Tribunal Administratif de Châlons-en-Champagne — Décision N° TA51-2201468

mercredi 28 septembre 2022

JuridictionTribunal Administratif de Châlons-en-Champagne
SectionTribunal Administratif de Châlons-en-Champagne
N° DossierTA51-2201468
TypeDécision
RecoursExcès de pouvoir
PublicationC
FormationJuge unique - Eloignement
Avocat requérantGABON

Texte intégral

Vu la procédure suivante :

I. Par une requête enregistrée le 29 juin 2022, Mme A B, représentée par Me Gabon, demande au tribunal :

1°) de l'admettre au bénéfice de l'aide juridictionnelle provisoire ;

2°) d'annuler l'arrêté du 3 juin 2022 par lequel le préfet de la Marne l'a obligée à quitter le territoire français dans un délai de trente jours et a fixé le pays de destination ;

3°) d'enjoindre au préfet de la Marne de lui délivrer un titre de séjour sous astreinte de 100 euros par jour de retard à compter de la notification du jugement à intervenir ;

4°) de mettre à la charge de l'Etat la somme de 2 500 euros au titre des dispositions des articles L. 761-1 du code de justice administrative et 37 de la loi du 10 juillet 1991.

Elle soutient que :

- l'arrêté est insuffisamment motivé ;

- le préfet a agi en situation de compétence liée avec la décision des juges de l'asile et n'a pas procédé à un examen complet de sa situation ;

- l'arrêté méconnaît les stipulations de l'article 41 de la charte des droits fondamentaux de l'Union européenne ;

- il méconnait les dispositions des articles L. 423-23 et L. 435-1 du code de l'entrée et du séjour des étrangers et du droit d'asile ;

- il méconnaît les dispositions de l'article L. 431-2 du code de l'entrée et du séjour des étrangers et du droit d'asile ;

- il est entaché d'une erreur de droit au regard des dispositions de l'article L. 542-1 du code de l'entrée et du séjour des étrangers et du droit d'asile dès lors que, d'une part, il n'est pas établi que la décision du juge de l'asile lui a été notifiée et, d'autre part, elle justifie d'une attestation de demandeur d'asile et, qu'ainsi, elle avait le droit de se maintenir sur le territoire français ;

- l'arrêté méconnaît les stipulations des articles 3 et 8 de la convention européenne de sauvegarde des droits de l'homme et des libertés fondamentales ;

- il est entaché d'une erreur manifeste d'appréciation de sa situation ;

- la décision fixant le pays de destination ne détermine pas précisément le pays à destination duquel elle devra être reconduite ;

- elle portera atteinte à l'unité familiale.

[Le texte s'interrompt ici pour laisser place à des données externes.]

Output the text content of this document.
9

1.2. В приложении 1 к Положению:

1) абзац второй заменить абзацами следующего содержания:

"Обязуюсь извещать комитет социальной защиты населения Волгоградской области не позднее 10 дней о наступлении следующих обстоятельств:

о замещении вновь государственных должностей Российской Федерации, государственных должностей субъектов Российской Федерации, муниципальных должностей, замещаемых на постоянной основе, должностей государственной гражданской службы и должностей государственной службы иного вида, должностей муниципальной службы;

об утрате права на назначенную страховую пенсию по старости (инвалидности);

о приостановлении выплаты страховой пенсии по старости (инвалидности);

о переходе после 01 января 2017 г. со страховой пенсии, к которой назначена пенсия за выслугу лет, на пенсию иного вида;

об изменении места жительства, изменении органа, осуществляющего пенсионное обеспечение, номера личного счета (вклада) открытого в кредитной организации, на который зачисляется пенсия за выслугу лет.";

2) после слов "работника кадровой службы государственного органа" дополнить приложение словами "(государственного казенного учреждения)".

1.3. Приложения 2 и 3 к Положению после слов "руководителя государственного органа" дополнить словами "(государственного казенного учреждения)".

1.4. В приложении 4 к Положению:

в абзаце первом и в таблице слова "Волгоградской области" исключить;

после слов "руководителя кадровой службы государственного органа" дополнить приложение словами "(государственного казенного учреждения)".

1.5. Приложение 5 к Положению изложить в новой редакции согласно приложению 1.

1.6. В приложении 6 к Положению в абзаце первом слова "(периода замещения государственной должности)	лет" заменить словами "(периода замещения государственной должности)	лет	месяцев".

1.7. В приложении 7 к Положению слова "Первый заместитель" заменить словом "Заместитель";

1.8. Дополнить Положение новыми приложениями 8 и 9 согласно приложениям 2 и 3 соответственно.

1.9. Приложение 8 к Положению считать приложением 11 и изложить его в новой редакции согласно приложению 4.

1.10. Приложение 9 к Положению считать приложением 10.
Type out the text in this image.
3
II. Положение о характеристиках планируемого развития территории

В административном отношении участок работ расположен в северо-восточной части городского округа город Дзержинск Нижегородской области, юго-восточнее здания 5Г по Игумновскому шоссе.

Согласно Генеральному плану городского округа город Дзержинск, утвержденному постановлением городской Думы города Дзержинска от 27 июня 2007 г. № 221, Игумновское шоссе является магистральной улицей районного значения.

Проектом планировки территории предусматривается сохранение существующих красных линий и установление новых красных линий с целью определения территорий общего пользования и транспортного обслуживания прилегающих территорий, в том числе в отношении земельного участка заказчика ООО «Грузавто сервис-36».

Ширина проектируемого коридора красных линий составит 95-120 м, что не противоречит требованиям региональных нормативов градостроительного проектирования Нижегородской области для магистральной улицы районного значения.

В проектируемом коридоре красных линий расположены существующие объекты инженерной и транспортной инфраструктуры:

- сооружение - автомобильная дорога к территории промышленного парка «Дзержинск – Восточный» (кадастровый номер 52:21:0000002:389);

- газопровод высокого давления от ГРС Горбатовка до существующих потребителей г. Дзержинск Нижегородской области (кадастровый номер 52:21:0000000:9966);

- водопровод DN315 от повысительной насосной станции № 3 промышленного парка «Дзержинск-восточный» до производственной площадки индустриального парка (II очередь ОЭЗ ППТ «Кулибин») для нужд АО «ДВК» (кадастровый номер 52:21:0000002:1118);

La requête de Mme B a été communiquée au préfet de la Marne qui, lors de l'audience le 14 septembre 2022, a produit un arrêté d'abrogation de l'arrêté du 3 juin 2022.

Mme B a été admise au bénéfice de l'aide juridictionnelle totale par une décision du 9 septembre 2022 du bureau d'aide juridictionnelle du tribunal judiciaire de Châlons-en-Champagne.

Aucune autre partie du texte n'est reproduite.